Post by Gag_N_Bone_Man on Jan 13, 2012 13:48:35 GMT 1
Not as simple an issue as the OP would have think.
1. The NHS has used a great many of these implants 2. Can it be proven that the private companies conducted due diligence in checking that the products were fit for purpose, legal, safe and do on? 3. Who allowed these products to be sold and marketed in the UK? with medical issues, a regulatory body like NICE would have to have licened the products. NICE are a governement run organisation, forming part of the NHS.
I also resent the vanity argument, to a point. Ultimately if a widespread number of people have effctively been "conned", I like the fact that we live in a society where our government (by the people, for the people etc) will help those people.

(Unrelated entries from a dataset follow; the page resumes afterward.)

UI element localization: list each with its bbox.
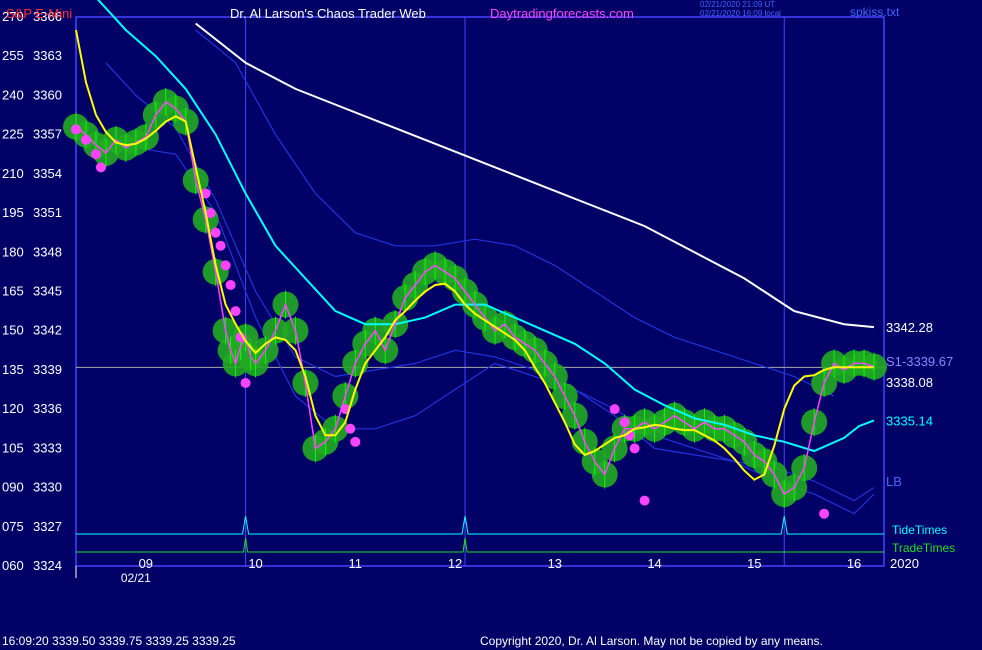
chart-title: Dr. Al Larson's Chaos Trader Web: [230, 6, 426, 21]
y-tick-left-7: 165: [2, 284, 24, 299]
chart-canvas: 270 3366255 3363240 3360225 3357210 3354195 33…: [2, 0, 955, 585]
y-tick-price-11: 3333: [33, 440, 62, 455]
x-tick-1: 10: [248, 556, 262, 571]
y-tick-left-9: 135: [2, 362, 24, 377]
x-tick-0: 09: [139, 556, 153, 571]
magenta-dot: [639, 495, 650, 506]
magenta-dot: [210, 227, 221, 238]
magenta-dot: [819, 508, 830, 519]
right-label-0: 3342.28: [886, 320, 933, 335]
x-tick-7: 16: [847, 556, 861, 571]
y-tick-left-13: 075: [2, 519, 24, 534]
symbol-label: S&P E-Mini: [6, 6, 73, 21]
slow-ma-line: [195, 22, 875, 329]
magenta-dot: [629, 443, 640, 454]
trade-times-line: [76, 537, 884, 553]
time-local: 02/21/2020 16:09 local: [700, 9, 781, 18]
magenta-dot: [215, 240, 226, 251]
magenta-dot: [230, 306, 241, 317]
y-tick-price-7: 3345: [33, 284, 62, 299]
time-utc: 02/21/2020 21:09 UT: [700, 0, 776, 9]
y-tick-left-3: 225: [2, 127, 24, 142]
right-label-1: S1-3339.67: [886, 354, 953, 369]
y-tick-price-3: 3357: [33, 127, 62, 142]
y-tick-price-14: 3324: [33, 558, 62, 573]
y-tick-left-8: 150: [2, 323, 24, 338]
y-tick-left-10: 120: [2, 401, 24, 416]
y-tick-left-1: 255: [2, 48, 24, 63]
x-tick-2: 11: [349, 556, 363, 571]
y-tick-price-2: 3360: [33, 87, 62, 102]
y-tick-price-6: 3348: [33, 244, 62, 259]
y-tick-left-2: 240: [2, 87, 24, 102]
file-name: spkiss.txt: [850, 5, 900, 19]
magenta-dot: [220, 260, 231, 271]
y-tick-left-5: 195: [2, 205, 24, 220]
legend-trade-times: TradeTimes: [892, 541, 955, 555]
right-label-4: LB: [886, 474, 902, 489]
y-tick-price-13: 3327: [33, 519, 62, 534]
x-tick-5: 14: [647, 556, 661, 571]
y-tick-price-12: 3330: [33, 480, 62, 495]
tide-times-line: [76, 515, 884, 535]
fast-ma-line: [75, 29, 874, 481]
magenta-dot: [345, 423, 356, 434]
y-tick-left-4: 210: [2, 166, 24, 181]
y-tick-price-4: 3354: [33, 166, 62, 181]
y-tick-price-9: 3339: [33, 362, 62, 377]
date-label: 02/21: [121, 571, 151, 585]
magenta-dot: [95, 162, 106, 173]
y-tick-price-1: 3363: [33, 48, 62, 63]
legend-tide-times: TideTimes: [892, 523, 947, 537]
y-tick-price-10: 3336: [33, 401, 62, 416]
magenta-dot: [80, 134, 91, 145]
x-tick-6: 15: [747, 556, 761, 571]
right-label-3: 3335.14: [886, 413, 933, 428]
magenta-dot: [350, 436, 361, 447]
y-tick-price-8: 3342: [33, 323, 62, 338]
right-label-2: 3338.08: [886, 375, 933, 390]
copyright: Copyright 2020, Dr. Al Larson. May not b…: [480, 634, 823, 648]
quote-readout: 16:09:20 3339.50 3339.75 3339.25 3339.25: [2, 634, 236, 648]
x-tick-3: 12: [448, 556, 462, 571]
y-tick-left-14: 060: [2, 558, 24, 573]
magenta-dot: [240, 378, 251, 388]
magenta-dot: [90, 149, 101, 160]
magenta-dot: [619, 417, 630, 428]
magenta-dot: [609, 404, 620, 415]
y-tick-price-5: 3351: [33, 205, 62, 220]
magenta-dot: [225, 279, 236, 290]
site-link[interactable]: Daytradingforecasts.com: [490, 6, 634, 21]
y-tick-left-6: 180: [2, 244, 24, 259]
x-tick-4: 13: [548, 556, 562, 571]
magenta-dot: [71, 124, 81, 135]
y-tick-left-12: 090: [2, 480, 24, 495]
year-label: 2020: [890, 556, 919, 571]
y-tick-left-11: 105: [2, 440, 24, 455]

Bloke has vasectomy on NHS. Bloke experiences severe pain and discomfort for months/years. Having researched it , finds that only a reversal will alleiate symptoms. Bloke gets told he has to go private, as the vasectomy was carried out correctly, and this is just a side effect, so has to pay £2 - £3k privately.
This happens regularly. Why shouldn;t this be available on the NHS?

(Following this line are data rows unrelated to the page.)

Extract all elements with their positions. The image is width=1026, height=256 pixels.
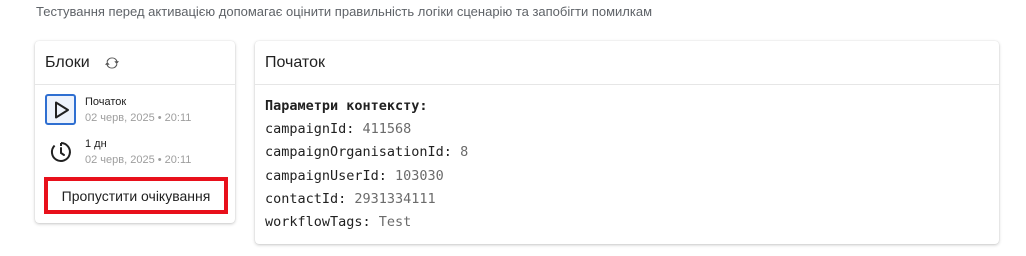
param-value: 2931334111 [354,190,436,207]
context-title: Параметри контексту: [265,98,428,114]
param-key: workflowTags: [265,214,379,231]
blocks-panel-header: Блоки [35,41,235,85]
play-icon [45,94,76,125]
page-subtitle: Тестування перед активацією допомагає оц… [36,4,653,19]
context-param-row: campaignId: 411568 [265,118,989,141]
block-item-name: 1 дн [85,138,107,150]
context-param-row: contactId: 2931334111 [265,188,989,211]
context-param-row: campaignUserId: 103030 [265,165,989,188]
context-param-row: campaignOrganisationId: 8 [265,141,989,164]
block-item-time: 02 черв, 2025 • 20:11 [85,154,192,166]
blocks-panel-title: Блоки [45,53,90,71]
timer-icon [45,136,76,167]
start-panel: Початок Параметри контексту: campaignId:… [255,41,999,244]
skip-wait-button[interactable]: Пропустити очікування [44,177,228,214]
block-item-wait[interactable]: 1 дн 02 черв, 2025 • 20:11 [45,136,191,168]
param-key: campaignUserId: [265,167,396,184]
param-value: Test [378,214,412,231]
start-panel-title: Початок [265,53,325,71]
block-item-name: Початок [85,96,127,108]
start-panel-header: Початок [255,41,999,85]
param-key: campaignId: [265,121,363,138]
context-params: Параметри контексту: campaignId: 411568 … [255,85,999,244]
param-value: 411568 [362,121,412,138]
block-item-start[interactable]: Початок 02 черв, 2025 • 20:11 [45,94,191,126]
blocks-panel: Блоки Початок 02 черв, 2025 • 20:11 1 дн… [35,41,235,223]
param-value: 103030 [395,167,444,184]
param-key: contactId: [265,190,355,207]
param-key: campaignOrganisationId: [265,144,461,161]
param-value: 8 [460,144,469,161]
block-item-time: 02 черв, 2025 • 20:11 [85,112,192,124]
context-param-row: workflowTags: Test [265,211,989,234]
refresh-icon[interactable] [104,55,120,71]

Not a hugely different argument - an elective surgery, undertaken for what cold be reasons of convenience (i.e. to improve one's sex life - breast implants could arguably be acheive same benefit), painful outcome - why not use our magnificent NHS to cover the cost?
i don't think you would get the go ahead from your GP for a vasectomy to improve your sex life in the same way they probably wouldn't let a bird get bigger paps just so she can entice more blokes to spazz all over them.

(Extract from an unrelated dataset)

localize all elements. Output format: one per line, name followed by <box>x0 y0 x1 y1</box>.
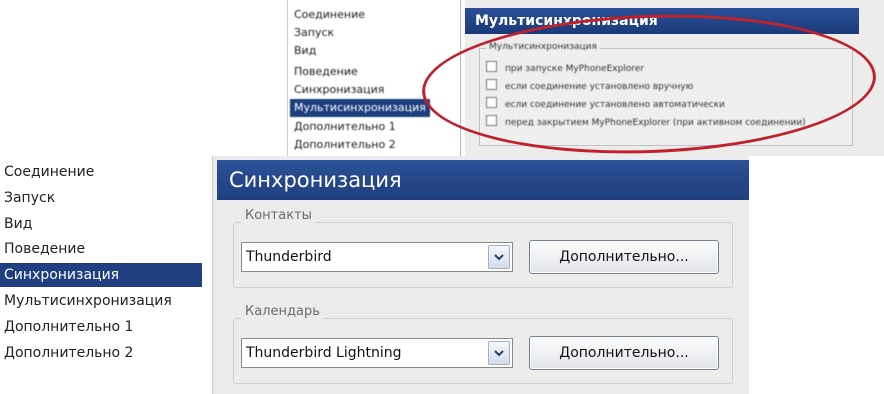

The "what about mastectomies" line looks compelling. However, I'd have thought that the campaigners for free NHS removal and replacement would have found someone in that category to make the point. They don't appear to have done so (instead getting bints like the one who was on Look North moaning about how the NHS would remove the leaky one but leave the intact one there and wouldn't replace and she wanted both removed and replaced - that the National HEALTH Service only really needed to address her health issue rather than her desire to continue to have two enhanced jugs escaped her). I'd suggest this is because there aren't any.
Those who were advised during NHS treatment of breast cancer leading to a mastectomy to have implants fitted would have been advised to do so on health grounds and would therefore be almost certain to have had their implants fitted on the NHS. The NHS would then do whatever remedial work necessary. Those who have had mastectomies but did not have a sufficient health reason to make implants medically advised so went private are not really in a different category to other vanity customers. There are plenty of cancer survivors who have managed to get on with their lives post-mastectomy without an implant so it is not invariably medically advised to get an implant.